In the process of work, Fleming faces difficulties in isolating and collecting penicillin, associated with problems of complete isolation of the antibiotic agent. Research scientist continues, but comes to the conclusion that the drug has too slow action in order to play an important role in the treatment of infections. Along with this, his confidence grows that penicillin can not have a lasting effect on the human body for effective control of bacteria. Therefore, some of Fleming’s research remains incomplete. But in the 1930s, Fleming’s studies took on a more confident outline. Until the early 1940’s, he tried to attract the attention of chemists to the need to further improve the form of penicillin, suitable for use.

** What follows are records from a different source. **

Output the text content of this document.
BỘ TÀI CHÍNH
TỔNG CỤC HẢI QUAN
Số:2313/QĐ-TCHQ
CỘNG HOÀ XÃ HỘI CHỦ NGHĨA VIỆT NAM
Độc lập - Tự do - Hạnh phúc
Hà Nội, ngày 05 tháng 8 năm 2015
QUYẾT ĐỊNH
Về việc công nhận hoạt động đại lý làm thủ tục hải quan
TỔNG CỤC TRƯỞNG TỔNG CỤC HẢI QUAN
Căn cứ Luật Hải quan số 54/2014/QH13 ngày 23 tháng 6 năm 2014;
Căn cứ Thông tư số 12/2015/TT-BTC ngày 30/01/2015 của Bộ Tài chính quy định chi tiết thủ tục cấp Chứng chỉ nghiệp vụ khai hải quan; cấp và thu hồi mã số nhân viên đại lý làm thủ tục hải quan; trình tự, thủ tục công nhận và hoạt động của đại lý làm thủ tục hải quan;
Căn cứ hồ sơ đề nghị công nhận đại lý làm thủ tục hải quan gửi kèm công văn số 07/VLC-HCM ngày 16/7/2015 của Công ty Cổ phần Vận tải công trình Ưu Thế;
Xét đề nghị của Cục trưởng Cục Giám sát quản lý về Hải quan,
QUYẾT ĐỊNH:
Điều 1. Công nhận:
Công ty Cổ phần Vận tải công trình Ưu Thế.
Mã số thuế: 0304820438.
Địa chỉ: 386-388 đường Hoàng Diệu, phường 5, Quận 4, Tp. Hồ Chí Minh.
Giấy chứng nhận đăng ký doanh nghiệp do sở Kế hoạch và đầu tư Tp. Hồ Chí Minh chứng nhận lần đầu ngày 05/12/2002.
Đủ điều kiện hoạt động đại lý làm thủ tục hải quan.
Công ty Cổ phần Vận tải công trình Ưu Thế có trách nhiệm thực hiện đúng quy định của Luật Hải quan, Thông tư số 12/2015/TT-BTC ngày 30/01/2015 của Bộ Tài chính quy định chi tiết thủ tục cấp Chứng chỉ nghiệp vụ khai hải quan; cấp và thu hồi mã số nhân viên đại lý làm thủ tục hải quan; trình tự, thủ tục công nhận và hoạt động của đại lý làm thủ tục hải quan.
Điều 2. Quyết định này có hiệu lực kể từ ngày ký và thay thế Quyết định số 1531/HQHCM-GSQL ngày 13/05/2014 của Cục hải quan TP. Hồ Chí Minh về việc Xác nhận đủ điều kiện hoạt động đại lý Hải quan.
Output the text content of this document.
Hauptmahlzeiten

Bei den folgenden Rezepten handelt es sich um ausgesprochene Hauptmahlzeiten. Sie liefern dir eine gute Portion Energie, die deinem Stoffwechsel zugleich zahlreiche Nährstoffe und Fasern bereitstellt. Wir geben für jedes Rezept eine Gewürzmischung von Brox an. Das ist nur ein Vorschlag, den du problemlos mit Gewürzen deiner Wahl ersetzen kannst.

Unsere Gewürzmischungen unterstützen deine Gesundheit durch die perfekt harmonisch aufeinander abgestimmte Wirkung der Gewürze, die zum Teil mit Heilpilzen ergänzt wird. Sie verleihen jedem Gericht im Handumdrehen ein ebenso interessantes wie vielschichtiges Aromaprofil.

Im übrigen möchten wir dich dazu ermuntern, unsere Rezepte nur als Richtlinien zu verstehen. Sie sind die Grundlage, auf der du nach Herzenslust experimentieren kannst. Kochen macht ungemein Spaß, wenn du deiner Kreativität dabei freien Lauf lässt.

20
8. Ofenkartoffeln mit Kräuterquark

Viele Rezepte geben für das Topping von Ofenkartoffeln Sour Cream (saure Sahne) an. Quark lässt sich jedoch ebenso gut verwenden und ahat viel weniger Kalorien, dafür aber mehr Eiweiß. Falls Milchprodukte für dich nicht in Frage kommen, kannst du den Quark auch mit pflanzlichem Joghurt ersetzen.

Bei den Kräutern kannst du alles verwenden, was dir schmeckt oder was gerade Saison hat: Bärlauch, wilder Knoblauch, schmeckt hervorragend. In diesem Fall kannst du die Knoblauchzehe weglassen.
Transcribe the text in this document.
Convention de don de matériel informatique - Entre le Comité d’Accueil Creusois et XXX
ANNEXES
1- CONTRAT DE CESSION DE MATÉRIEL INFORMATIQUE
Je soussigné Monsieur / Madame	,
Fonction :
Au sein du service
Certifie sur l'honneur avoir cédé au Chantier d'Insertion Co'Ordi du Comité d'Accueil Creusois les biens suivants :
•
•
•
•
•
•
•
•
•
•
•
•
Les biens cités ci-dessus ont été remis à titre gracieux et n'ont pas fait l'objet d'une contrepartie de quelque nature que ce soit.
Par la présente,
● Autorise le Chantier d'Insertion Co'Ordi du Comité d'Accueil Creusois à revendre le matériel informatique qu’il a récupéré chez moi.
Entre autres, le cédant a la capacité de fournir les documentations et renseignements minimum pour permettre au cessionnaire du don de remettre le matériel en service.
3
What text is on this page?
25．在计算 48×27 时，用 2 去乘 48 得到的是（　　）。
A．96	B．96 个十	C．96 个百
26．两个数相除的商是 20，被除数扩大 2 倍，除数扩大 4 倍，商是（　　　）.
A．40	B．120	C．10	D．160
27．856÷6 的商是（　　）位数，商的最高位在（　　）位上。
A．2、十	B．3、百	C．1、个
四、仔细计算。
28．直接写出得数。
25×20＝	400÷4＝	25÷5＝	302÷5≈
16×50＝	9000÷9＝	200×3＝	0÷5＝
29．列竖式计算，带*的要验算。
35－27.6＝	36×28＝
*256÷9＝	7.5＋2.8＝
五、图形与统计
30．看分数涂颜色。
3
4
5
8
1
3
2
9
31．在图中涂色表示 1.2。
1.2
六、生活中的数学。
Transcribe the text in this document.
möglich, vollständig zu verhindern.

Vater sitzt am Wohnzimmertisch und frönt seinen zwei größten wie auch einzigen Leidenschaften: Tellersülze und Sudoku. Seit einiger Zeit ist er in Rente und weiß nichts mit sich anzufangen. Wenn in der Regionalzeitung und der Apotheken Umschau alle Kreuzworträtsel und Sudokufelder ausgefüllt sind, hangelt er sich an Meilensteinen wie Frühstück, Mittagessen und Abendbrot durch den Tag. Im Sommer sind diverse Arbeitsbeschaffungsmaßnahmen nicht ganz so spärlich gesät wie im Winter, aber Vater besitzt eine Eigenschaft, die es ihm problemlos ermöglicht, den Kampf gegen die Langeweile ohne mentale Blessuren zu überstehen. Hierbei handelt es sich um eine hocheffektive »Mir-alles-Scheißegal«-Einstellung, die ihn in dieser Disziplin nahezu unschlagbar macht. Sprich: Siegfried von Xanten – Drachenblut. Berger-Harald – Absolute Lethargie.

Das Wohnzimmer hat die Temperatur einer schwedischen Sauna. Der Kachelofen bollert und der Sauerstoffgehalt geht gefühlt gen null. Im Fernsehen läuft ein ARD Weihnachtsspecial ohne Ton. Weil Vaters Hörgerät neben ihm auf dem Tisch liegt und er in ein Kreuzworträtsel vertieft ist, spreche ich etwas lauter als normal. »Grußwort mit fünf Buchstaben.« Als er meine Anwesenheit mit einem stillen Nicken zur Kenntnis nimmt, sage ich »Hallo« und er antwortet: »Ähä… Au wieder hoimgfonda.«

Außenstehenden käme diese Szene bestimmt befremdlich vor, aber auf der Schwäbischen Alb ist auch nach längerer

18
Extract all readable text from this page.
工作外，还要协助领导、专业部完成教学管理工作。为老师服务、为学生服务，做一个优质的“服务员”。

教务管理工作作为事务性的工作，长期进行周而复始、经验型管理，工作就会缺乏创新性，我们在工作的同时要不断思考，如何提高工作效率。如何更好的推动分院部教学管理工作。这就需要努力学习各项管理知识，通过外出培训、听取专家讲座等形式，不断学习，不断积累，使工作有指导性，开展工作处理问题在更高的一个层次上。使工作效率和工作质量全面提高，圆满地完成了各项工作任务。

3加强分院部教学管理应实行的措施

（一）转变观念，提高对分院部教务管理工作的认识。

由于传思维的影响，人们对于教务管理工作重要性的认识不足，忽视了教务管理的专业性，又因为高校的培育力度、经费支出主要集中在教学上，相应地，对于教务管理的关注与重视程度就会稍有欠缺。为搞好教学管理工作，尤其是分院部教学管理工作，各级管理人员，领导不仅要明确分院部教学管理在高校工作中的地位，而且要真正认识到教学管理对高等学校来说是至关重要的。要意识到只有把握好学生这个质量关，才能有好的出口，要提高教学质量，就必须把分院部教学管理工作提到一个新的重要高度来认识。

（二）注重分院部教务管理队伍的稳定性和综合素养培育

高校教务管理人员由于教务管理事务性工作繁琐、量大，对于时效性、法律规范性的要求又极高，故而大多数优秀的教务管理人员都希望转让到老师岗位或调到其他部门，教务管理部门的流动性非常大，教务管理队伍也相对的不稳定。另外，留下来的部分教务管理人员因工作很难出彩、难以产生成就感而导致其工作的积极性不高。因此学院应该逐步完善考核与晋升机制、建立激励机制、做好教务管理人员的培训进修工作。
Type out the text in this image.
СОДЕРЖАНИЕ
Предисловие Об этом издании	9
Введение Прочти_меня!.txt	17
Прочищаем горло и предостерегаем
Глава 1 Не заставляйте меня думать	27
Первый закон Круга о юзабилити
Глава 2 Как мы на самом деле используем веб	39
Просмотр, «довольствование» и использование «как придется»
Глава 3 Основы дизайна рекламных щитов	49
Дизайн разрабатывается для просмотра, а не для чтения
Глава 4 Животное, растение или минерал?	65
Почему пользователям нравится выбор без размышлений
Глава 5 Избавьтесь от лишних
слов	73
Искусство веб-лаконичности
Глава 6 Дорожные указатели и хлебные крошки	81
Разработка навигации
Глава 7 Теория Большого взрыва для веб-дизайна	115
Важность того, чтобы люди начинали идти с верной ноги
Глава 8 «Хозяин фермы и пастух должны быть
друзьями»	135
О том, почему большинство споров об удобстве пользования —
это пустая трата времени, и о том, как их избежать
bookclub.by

After a few years, Fleming leaves his work on the drug. However, very soon, scientists Flory and Cheney from the Radcliffe Hospital, based at Oxford University, are resuming research and, with the support of US and British foundations, are successfully receiving a stable form of penicillin. The bombing of Pearl Harbor, which took place on December 7, 1941, gives impetus for the mass release of the drug by the hospital, which will be used to treat the wounded of all Allied armies.
December 23, 1915 Fleming marries an experienced nurse Sarah Marion McElroy. In 1949, she died, leaving Alexander with their only son, Robert Fleming, who later became a doctor-therapist. April 9, 1953 Alexander Fleming is getting married again, this time with Dr. Amalie Kutsuri-Vurekas – his Greek counterpart in the hospital of St. Mary, a scientist with whom he was associated throughout his life.
Awards and honors
The accidental, but obvious, discovery by Fleming of penicillin radically turned the world of medicine. The birth of antibiotics and modern medicine have opened a great future for the successful treatment of millions of people around the world. In 1944 Fleming, together with his colleague Flory, was knighted. In 1945, together with Flori and Cheyne, he received the Nobel Prize in medicine. The Royal College of Physicians of England honored Fleming with the title of Honorary Member of the London Hunterian Society.
Fleming died in 1955, in his own house, from a heart attack. A week after his death, the body was cremated, and ashes are buried in the Cathedral of St. Paul in London.